MINNEAPOLIS -- Chris Parmelee couldn't help but smile when asked about his bright pink cleats.
He called them "flashy," but he said he was excited to don the specially made Under Armour cleats on Mother's Day on Sunday to honor his mom, Robyn, and his wife, Amanda, who gave birth to their first child, a boy named Jack, on Aug. 20.
"It's a huge thing," Parmelee said. "I'm glad Under Armour was able to send them out. They're definitely flashy to wear for one day. But it's for a great cause to raise money for breast cancer awareness and to show all the mothers out there we appreciate what they do. So it's a fun thing and a fun day."
Parmelee wasn't the only Twins player to wear the pink cleats, as Brian Dozier and Trevor Plouffe also wore them on Sunday.
Dozier, along with Wilkin Ramirez, also was one of two Twins players to use pink bats made by Louisville slugger. Plouffe, whose mom, Diane, is a breast cancer survivor, also used a black bat made by MaxBats that had a pink logo, as only Louisville Slugger can have a logo on a fully pink bat.
"I called her today and wished her a happy Mother's Day," Plouffe said. "It's important to me because she battled breast cancer, but our family is fortunate enough she beat it.

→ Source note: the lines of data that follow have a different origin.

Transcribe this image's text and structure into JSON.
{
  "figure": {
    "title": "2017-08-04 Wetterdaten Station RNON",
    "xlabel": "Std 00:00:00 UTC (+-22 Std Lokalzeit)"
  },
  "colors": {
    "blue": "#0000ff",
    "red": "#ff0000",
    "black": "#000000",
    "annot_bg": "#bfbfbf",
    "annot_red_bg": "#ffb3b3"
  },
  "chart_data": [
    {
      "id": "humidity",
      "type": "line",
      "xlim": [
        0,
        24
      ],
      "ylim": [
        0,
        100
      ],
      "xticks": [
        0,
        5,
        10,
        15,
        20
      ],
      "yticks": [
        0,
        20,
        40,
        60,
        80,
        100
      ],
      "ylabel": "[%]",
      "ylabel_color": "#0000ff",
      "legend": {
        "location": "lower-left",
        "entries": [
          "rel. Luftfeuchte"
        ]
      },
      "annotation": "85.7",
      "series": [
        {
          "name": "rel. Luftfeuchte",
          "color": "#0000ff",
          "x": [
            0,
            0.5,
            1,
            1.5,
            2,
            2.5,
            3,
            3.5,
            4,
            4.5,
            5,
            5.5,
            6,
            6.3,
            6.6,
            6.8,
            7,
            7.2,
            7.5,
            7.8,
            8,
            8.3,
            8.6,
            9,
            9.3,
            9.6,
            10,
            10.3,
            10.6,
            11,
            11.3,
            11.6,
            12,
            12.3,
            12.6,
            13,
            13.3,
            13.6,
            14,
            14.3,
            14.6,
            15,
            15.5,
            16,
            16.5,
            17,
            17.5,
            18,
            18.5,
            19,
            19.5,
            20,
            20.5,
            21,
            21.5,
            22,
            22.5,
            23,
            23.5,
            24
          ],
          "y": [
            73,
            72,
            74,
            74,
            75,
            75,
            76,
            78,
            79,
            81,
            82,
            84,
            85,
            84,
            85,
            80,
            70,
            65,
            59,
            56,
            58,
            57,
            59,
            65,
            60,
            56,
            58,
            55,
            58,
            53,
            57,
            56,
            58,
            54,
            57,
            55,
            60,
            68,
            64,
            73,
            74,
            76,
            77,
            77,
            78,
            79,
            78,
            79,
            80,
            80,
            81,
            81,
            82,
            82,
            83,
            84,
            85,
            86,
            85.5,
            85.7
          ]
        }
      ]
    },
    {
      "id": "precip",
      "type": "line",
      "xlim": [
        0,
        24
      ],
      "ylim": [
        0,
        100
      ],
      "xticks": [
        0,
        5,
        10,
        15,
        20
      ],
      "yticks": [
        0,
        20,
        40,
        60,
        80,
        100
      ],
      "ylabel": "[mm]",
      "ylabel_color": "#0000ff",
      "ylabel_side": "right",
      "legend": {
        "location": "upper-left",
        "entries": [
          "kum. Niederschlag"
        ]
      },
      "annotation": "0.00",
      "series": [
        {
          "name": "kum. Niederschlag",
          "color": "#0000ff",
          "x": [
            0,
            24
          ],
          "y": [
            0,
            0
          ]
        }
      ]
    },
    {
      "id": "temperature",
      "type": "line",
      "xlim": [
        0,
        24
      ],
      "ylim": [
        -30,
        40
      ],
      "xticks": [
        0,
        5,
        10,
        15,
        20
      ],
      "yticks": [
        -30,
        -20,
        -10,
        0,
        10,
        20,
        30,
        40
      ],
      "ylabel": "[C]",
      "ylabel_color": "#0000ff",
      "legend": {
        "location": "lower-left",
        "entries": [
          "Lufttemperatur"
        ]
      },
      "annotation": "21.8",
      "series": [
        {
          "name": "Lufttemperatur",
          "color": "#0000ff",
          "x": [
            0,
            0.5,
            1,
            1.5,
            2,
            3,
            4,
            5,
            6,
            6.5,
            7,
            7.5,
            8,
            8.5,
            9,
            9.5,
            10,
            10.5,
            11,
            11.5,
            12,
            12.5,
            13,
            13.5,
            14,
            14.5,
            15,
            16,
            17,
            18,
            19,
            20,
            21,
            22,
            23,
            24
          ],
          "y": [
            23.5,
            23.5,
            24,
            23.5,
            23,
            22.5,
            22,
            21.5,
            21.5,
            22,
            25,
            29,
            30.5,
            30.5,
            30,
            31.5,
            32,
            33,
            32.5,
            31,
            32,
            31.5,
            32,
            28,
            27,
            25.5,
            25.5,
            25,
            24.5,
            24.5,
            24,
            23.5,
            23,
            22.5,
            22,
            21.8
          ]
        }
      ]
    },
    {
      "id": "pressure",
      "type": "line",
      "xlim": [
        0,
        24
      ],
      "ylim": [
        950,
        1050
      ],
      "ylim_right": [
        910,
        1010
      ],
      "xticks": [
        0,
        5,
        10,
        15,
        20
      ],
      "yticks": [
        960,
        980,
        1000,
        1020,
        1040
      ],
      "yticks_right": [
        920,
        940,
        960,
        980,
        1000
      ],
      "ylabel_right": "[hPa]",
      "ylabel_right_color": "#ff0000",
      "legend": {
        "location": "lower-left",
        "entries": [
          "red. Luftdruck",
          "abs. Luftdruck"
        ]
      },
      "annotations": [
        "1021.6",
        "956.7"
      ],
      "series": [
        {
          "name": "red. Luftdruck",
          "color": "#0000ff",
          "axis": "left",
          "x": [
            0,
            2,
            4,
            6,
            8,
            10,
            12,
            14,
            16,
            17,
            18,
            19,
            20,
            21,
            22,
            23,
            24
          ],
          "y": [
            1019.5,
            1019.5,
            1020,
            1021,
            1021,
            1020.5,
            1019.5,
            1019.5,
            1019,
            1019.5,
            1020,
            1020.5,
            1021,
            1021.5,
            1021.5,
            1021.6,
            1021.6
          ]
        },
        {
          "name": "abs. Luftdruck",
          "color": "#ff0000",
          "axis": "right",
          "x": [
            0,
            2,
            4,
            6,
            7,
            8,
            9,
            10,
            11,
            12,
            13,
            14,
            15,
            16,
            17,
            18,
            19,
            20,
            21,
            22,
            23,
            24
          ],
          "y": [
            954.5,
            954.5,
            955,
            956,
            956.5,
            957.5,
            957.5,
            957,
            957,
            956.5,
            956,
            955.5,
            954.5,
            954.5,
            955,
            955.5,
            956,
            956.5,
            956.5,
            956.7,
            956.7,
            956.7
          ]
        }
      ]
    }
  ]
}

So it's a great to raise awareness and raise some money."
Dozier and Ramirez were two of hundreds of MLB players who used pink bats made by Louisville Slugger, the Official Bat of Major League Baseball, stamped with the MLB breast cancer awareness logo.
To further demonstrate their support for the breast cancer cause, players and on-field personnel also wore the symbolic pink ribbon on their uniforms along with pink wrist bands and batting gloves.
Those pink bats used in games and signed by teams are also authenticated by MLB, and then presented exclusively at the MLB.com Auction site at a later date to raise additional funds for the Susan G. Komen Breast Cancer Foundation.